This presumed expanding-circular search, which forms an integral part
of the DL hypothesis, is expected of almost all recruits that attend
round dances, and most recruits that attend waggle-dances.This
expanding circular-search, however, apparently does not exist at all.
Had it existed, it should have often been seen by observers at
stations, for recruits expected to arrive very close to a station, but
outside the odor-plume from the station; (all the more so, if the
station happens to be the foragers'-station). It has never been seen by
any observers.
In other words, v. Frisch's expectations from the DL hypothesis are
also in error. All DL sup****ters who ever claimed to have
experimentally confirmed use of DL information on the basis of
distributions of new-arrivals (starting with v. Frisch himself),
interpreted their data by relying on v. Frisch's erroneous expectations
from the DL hypothesis. All such claims are, therefore non-valid.
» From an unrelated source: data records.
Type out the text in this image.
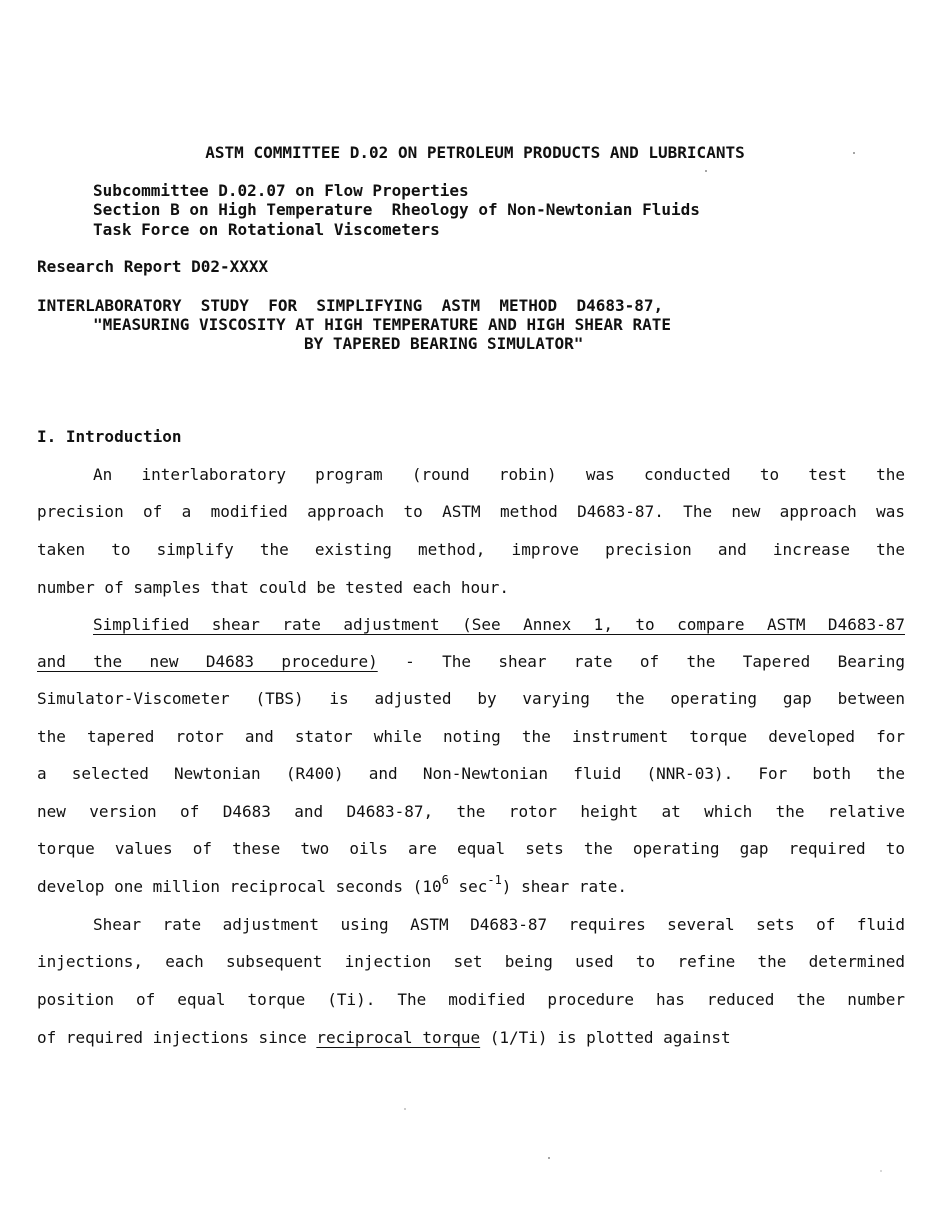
ASTM COMMITTEE D.02 ON PETROLEUM PRODUCTS AND LUBRICANTS
Subcommittee D.02.07 on Flow Properties
Section B on High Temperature  Rheology of Non-Newtonian Fluids
Task Force on Rotational Viscometers
Research Report D02-XXXX
INTERLABORATORY  STUDY  FOR  SIMPLIFYING  ASTM  METHOD  D4683-87,
"MEASURING VISCOSITY AT HIGH TEMPERATURE AND HIGH SHEAR RATE
BY TAPERED BEARING SIMULATOR"
I. Introduction
An interlaboratory program (round robin) was conducted to test the
precision of a modified approach to ASTM method D4683-87. The new approach was
taken to simplify the existing method, improve precision and increase the
number of samples that could be tested each hour.
Simplified shear rate adjustment (See Annex 1, to compare ASTM D4683-87
and the new D4683 procedure) - The shear rate of the Tapered Bearing
Simulator-Viscometer (TBS) is adjusted by varying the operating gap between
the tapered rotor and stator while noting the instrument torque developed for
a selected Newtonian (R400) and Non-Newtonian fluid (NNR-03). For both the
new version of D4683 and D4683-87, the rotor height at which the relative
torque values of these two oils are equal sets the operating gap required to
develop one million reciprocal seconds ($10^6$ $\sec^{-1}$) shear rate.
Shear rate adjustment using ASTM D4683-87 requires several sets of fluid
injections, each subsequent injection set being used to refine the determined
position of equal torque (Ti). The modified procedure has reduced the number
of required injections since reciprocal torque (1/Ti) is plotted against
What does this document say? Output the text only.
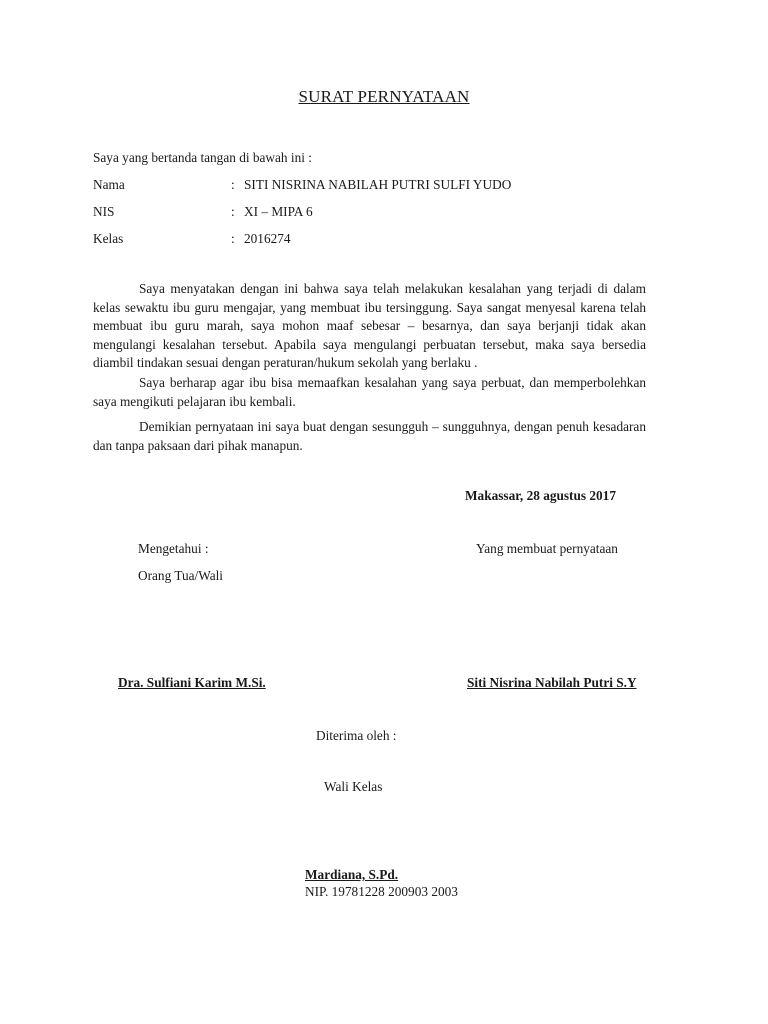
SURAT PERNYATAAN
Saya yang bertanda tangan di bawah ini :
Nama	: SITI NISRINA NABILAH PUTRI SULFI YUDO
NIS	: XI – MIPA 6
Kelas	: 2016274

Saya menyatakan dengan ini bahwa saya telah melakukan kesalahan yang terjadi di dalam kelas sewaktu ibu guru mengajar, yang membuat ibu tersinggung. Saya sangat menyesal karena telah membuat ibu guru marah, saya mohon maaf sebesar – besarnya, dan saya berjanji tidak akan mengulangi kesalahan tersebut. Apabila saya mengulangi perbuatan tersebut, maka saya bersedia diambil tindakan sesuai dengan peraturan/hukum sekolah yang berlaku .

Saya berharap agar ibu bisa memaafkan kesalahan yang saya perbuat, dan memperbolehkan saya mengikuti pelajaran ibu kembali.

Demikian pernyataan ini saya buat dengan sesungguh – sungguhnya, dengan penuh kesadaran dan tanpa paksaan dari pihak manapun.

Makassar, 28 agustus 2017
Mengetahui :
Orang Tua/Wali
Dra. Sulfiani Karim M.Si.
Yang membuat pernyataan
Siti Nisrina Nabilah Putri S.Y
Diterima oleh :
Wali Kelas
Mardiana, S.Pd.
NIP. 19781228 200903 2003
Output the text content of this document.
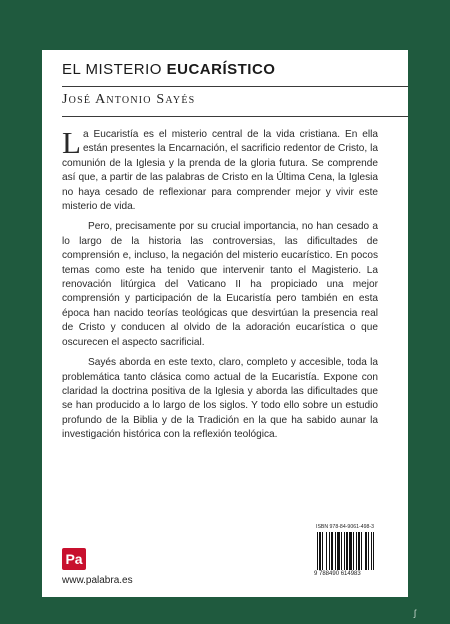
EL MISTERIO EUCARÍSTICO
José Antonio Sayés

La Eucaristía es el misterio central de la vida cristiana. En ella están presentes la Encarnación, el sacrificio redentor de Cristo, la comunión de la Iglesia y la prenda de la gloria futura. Se comprende así que, a partir de las palabras de Cristo en la Última Cena, la Iglesia no haya cesado de reflexionar para comprender mejor y vivir este misterio de vida.

Pero, precisamente por su crucial importancia, no han cesado a lo largo de la historia las controversias, las dificultades de comprensión e, incluso, la negación del misterio eucarístico. En pocos temas como este ha tenido que intervenir tanto el Magisterio. La renovación litúrgica del Vaticano II ha propiciado una mejor comprensión y participación de la Eucaristía pero también en esta época han nacido teorías teológicas que desvirtúan la presencia real de Cristo y conducen al olvido de la adoración eucarística o que oscurecen el aspecto sacrificial.

Sayés aborda en este texto, claro, completo y accesible, toda la problemática tanto clásica como actual de la Eucaristía. Expone con claridad la doctrina positiva de la Iglesia y aborda las dificultades que se han producido a lo largo de los siglos. Y todo ello sobre un estudio profundo de la Biblia y de la Tradición en la que ha sabido aunar la investigación histórica con la reflexión teológica.

Pa
www.palabra.es
ISBN 978-84-9061-498-3
9 788490 614983
ʃ
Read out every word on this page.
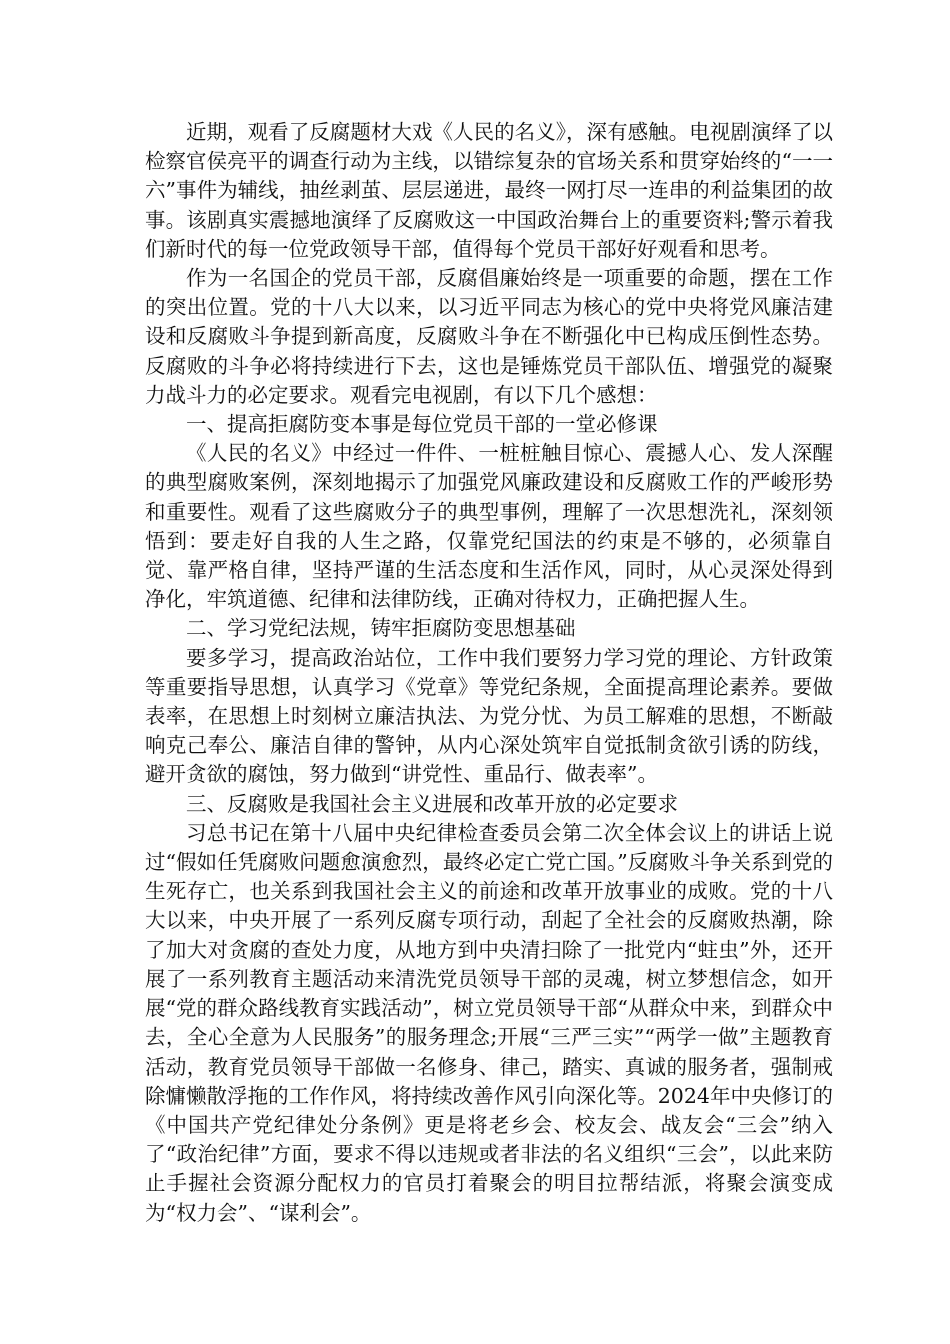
近期，观看了反腐题材大戏《人民的名义》，深有感触。电视剧演绎了以检察官侯亮平的调查行动为主线，以错综复杂的官场关系和贯穿始终的“一一六”事件为辅线，抽丝剥茧、层层递进，最终一网打尽一连串的利益集团的故事。该剧真实震撼地演绎了反腐败这一中国政治舞台上的重要资料;警示着我们新时代的每一位党政领导干部，值得每个党员干部好好观看和思考。

作为一名国企的党员干部，反腐倡廉始终是一项重要的命题，摆在工作的突出位置。党的十八大以来，以习近平同志为核心的党中央将党风廉洁建设和反腐败斗争提到新高度，反腐败斗争在不断强化中已构成压倒性态势。反腐败的斗争必将持续进行下去，这也是锤炼党员干部队伍、增强党的凝聚力战斗力的必定要求。观看完电视剧，有以下几个感想：

一、提高拒腐防变本事是每位党员干部的一堂必修课

《人民的名义》中经过一件件、一桩桩触目惊心、震撼人心、发人深醒的典型腐败案例，深刻地揭示了加强党风廉政建设和反腐败工作的严峻形势和重要性。观看了这些腐败分子的典型事例，理解了一次思想洗礼，深刻领悟到：要走好自我的人生之路，仅靠党纪国法的约束是不够的，必须靠自觉、靠严格自律，坚持严谨的生活态度和生活作风，同时，从心灵深处得到净化，牢筑道德、纪律和法律防线，正确对待权力，正确把握人生。

二、学习党纪法规，铸牢拒腐防变思想基础

要多学习，提高政治站位，工作中我们要努力学习党的理论、方针政策等重要指导思想，认真学习《党章》等党纪条规，全面提高理论素养。要做表率，在思想上时刻树立廉洁执法、为党分忧、为员工解难的思想，不断敲响克己奉公、廉洁自律的警钟，从内心深处筑牢自觉抵制贪欲引诱的防线，避开贪欲的腐蚀，努力做到“讲党性、重品行、做表率”。

三、反腐败是我国社会主义进展和改革开放的必定要求

习总书记在第十八届中央纪律检查委员会第二次全体会议上的讲话上说过“假如任凭腐败问题愈演愈烈，最终必定亡党亡国。”反腐败斗争关系到党的生死存亡，也关系到我国社会主义的前途和改革开放事业的成败。党的十八大以来，中央开展了一系列反腐专项行动，刮起了全社会的反腐败热潮，除了加大对贪腐的查处力度，从地方到中央清扫除了一批党内“蛀虫”外，还开展了一系列教育主题活动来清洗党员领导干部的灵魂，树立梦想信念，如开展“党的群众路线教育实践活动”，树立党员领导干部“从群众中来，到群众中去，全心全意为人民服务”的服务理念;开展“三严三实”“两学一做”主题教育活动，教育党员领导干部做一名修身、律己，踏实、真诚的服务者，强制戒除慵懒散浮拖的工作作风，将持续改善作风引向深化等。2024年中央修订的《中国共产党纪律处分条例》更是将老乡会、校友会、战友会“三会”纳入了“政治纪律”方面，要求不得以违规或者非法的名义组织“三会”，以此来防止手握社会资源分配权力的官员打着聚会的明目拉帮结派，将聚会演变成为“权力会”、“谋利会”。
More over, all such claims (including v. Frisch's own claims, but
excluding Gould's claims), are also based on studies by DL sup****ters
who interpreted their data on the basis of v. Frisch's erroneous
expectations from use of odor alone all along. Gould, in contrast,
interpreted his data on the basis of expectations that are totally
irrelevant to the whole DL controversy. (He assumed that when recruits
use odor alone all along, they still use information about the
approximate site of the foragers'-station, but they presumably obtain
the information by using the natural locale odors the foragers bring in
from the specific locale of the foragers'-station, and maps of the
"olfactory landscape" over the whole foraging area of the colony.)
All claims by DL sup****ters to have obtained an experimental
confirmation for the existence of the honeybee DL, that are based on
distributions of new-arrivals, are, therefore not only non-valid, but
doubly non-valid. This, incidentally, applies, among others, to the
claim by Gould (in Science of 1975), and the claim by Esch et al. (in
Nature of 2001), whose assistance is enlisted by Riley et al. In the
Nature 2005 study, which I had already dealt with in my previous post.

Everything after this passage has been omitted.